Data Management and Security Policy

Data Management Policy for Compass Retreats

Purpose: The Data Management Policy establishes guidelines for the collection, storage, processing, and sharing of participant information within Compass Retreats. This policy aims to ensure compliance with relevant privacy laws and regulations, including the Australian Privacy Act 1988, while safeguarding the confidentiality, integrity, and availability of participant data.

Scope: This policy applies to all staff, clinicians, and contractors involved in the data management processes related to Compass Retreats.

1. Data Collection

Types of Data Collected: The Gateways Program may collect the following types of data:

Personal identification information (e.g., name, contact details)

Health information (e.g., medical history, psychological assessments)

Program participation details (e.g., attendance records, progress notes)

Informed Consent: All participants must provide informed consent prior to data collection, clearly understanding what data will be collected, the purpose of collection, and how data will be used.

2. Data Storage and Security

Secure Storage: All participant data must be stored in secure systems that protect against unauthorised access, loss, or damage. This may include the use of encrypted databases, secure servers, and limited access protocols.

Access Control: Access to participant data should be limited to authorised personnel only. Staff members will be granted access based on their role and responsibilities within the program.
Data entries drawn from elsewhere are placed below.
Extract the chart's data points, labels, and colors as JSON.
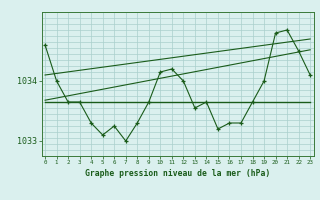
{
  "x": [
    0,
    1,
    2,
    3,
    4,
    5,
    6,
    7,
    8,
    9,
    10,
    11,
    12,
    13,
    14,
    15,
    16,
    17,
    18,
    19,
    20,
    21,
    22,
    23
  ],
  "y_main": [
    1034.6,
    1034.0,
    1033.65,
    1033.65,
    1033.3,
    1033.1,
    1033.25,
    1033.0,
    1033.3,
    1033.65,
    1034.15,
    1034.2,
    1034.0,
    1033.55,
    1033.65,
    1033.2,
    1033.3,
    1033.3,
    1033.65,
    1034.0,
    1034.8,
    1034.85,
    1034.5,
    1034.1
  ],
  "trend1_x": [
    0,
    23
  ],
  "trend1_y": [
    1034.1,
    1034.7
  ],
  "trend2_x": [
    0,
    23
  ],
  "trend2_y": [
    1033.68,
    1034.52
  ],
  "trend3_x": [
    0,
    23
  ],
  "trend3_y": [
    1033.65,
    1033.65
  ],
  "xlim": [
    -0.3,
    23.3
  ],
  "ylim": [
    1032.75,
    1035.15
  ],
  "yticks": [
    1033.0,
    1034.0
  ],
  "ytick_labels": [
    "1033",
    "1034"
  ],
  "xtick_labels": [
    "0",
    "1",
    "2",
    "3",
    "4",
    "5",
    "6",
    "7",
    "8",
    "9",
    "10",
    "11",
    "12",
    "13",
    "14",
    "15",
    "16",
    "17",
    "18",
    "19",
    "20",
    "21",
    "22",
    "23"
  ],
  "xlabel": "Graphe pression niveau de la mer (hPa)",
  "bg_color": "#daf0ee",
  "grid_color": "#aacfcc",
  "line_color": "#1a5c1a",
  "text_color": "#1a5c1a",
  "tick_color": "#1a5c1a",
  "border_color": "#3a7a3a",
  "fig_width": 3.2,
  "fig_height": 2.0,
  "dpi": 100
}
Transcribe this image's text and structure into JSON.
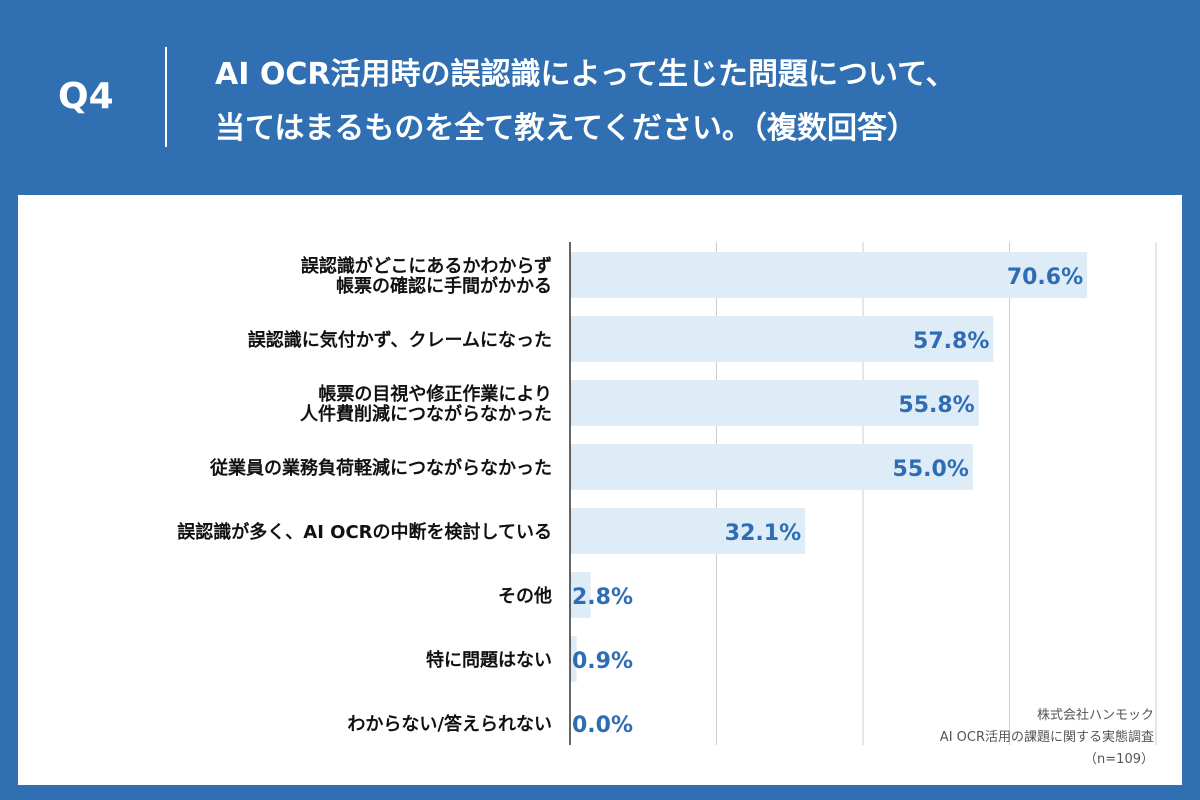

Data Backup: Regular backups of all participant data must be performed to ensure data integrity and continuity in the event of a system failure or data loss.

3. Data Processing

Data Use: Participant data will only be processed for the purposes specified at the time of collection, such as:

Providing psychological services

Monitoring and evaluating program effectiveness

Complying with legal and ethical obligations

Data Minimisation: Only the minimum amount of information necessary for program operations will be collected and maintained.

4. Data Sharing

Confidentiality: Participant data must be kept confidential and will not be shared with external parties without explicit consent, except where required by law or in specific circumstances (e.g., reporting abuse or threats to safety).

Data Transfer: If sharing data with third parties (e.g., external consultants or researchers), ensure that appropriate agreements are in place to protect the confidentiality and integrity of the data.

5. Data Retention and Disposal

Data Retention Period: Participant data must be retained only for as long as necessary to fulfill the purposes for which it was collected or to meet legal, regulatory, or operational requirements.

Secure Disposal: When data is no longer needed, it must be disposed of securely to protect confidentiality. This may include securely deleting electronic files and shredding paper documents.

6. Participant Rights

Access to Data: Participants have the right to access their personal data upon request. The program will provide a mechanism for participants to request access to their information and respond within a reasonable timeframe.

Correction of Data: Participants may request corrections to their personal information if they believe it is inaccurate or incomplete.

8. Policy Review

This Data Management Policy will be reviewed annually or as necessary to ensure it remains current and compliant with changing laws, regulations, and best practices. Staff will be notified of any updates or revisions to the policy.

Conclusion: The Gateways Program is committed to protecting the privacy and confidentiality of participant data. By adhering to this Data Management Policy, we strive to ensure that all data is managed responsibly, securely, and in alignment with legal and ethical standards.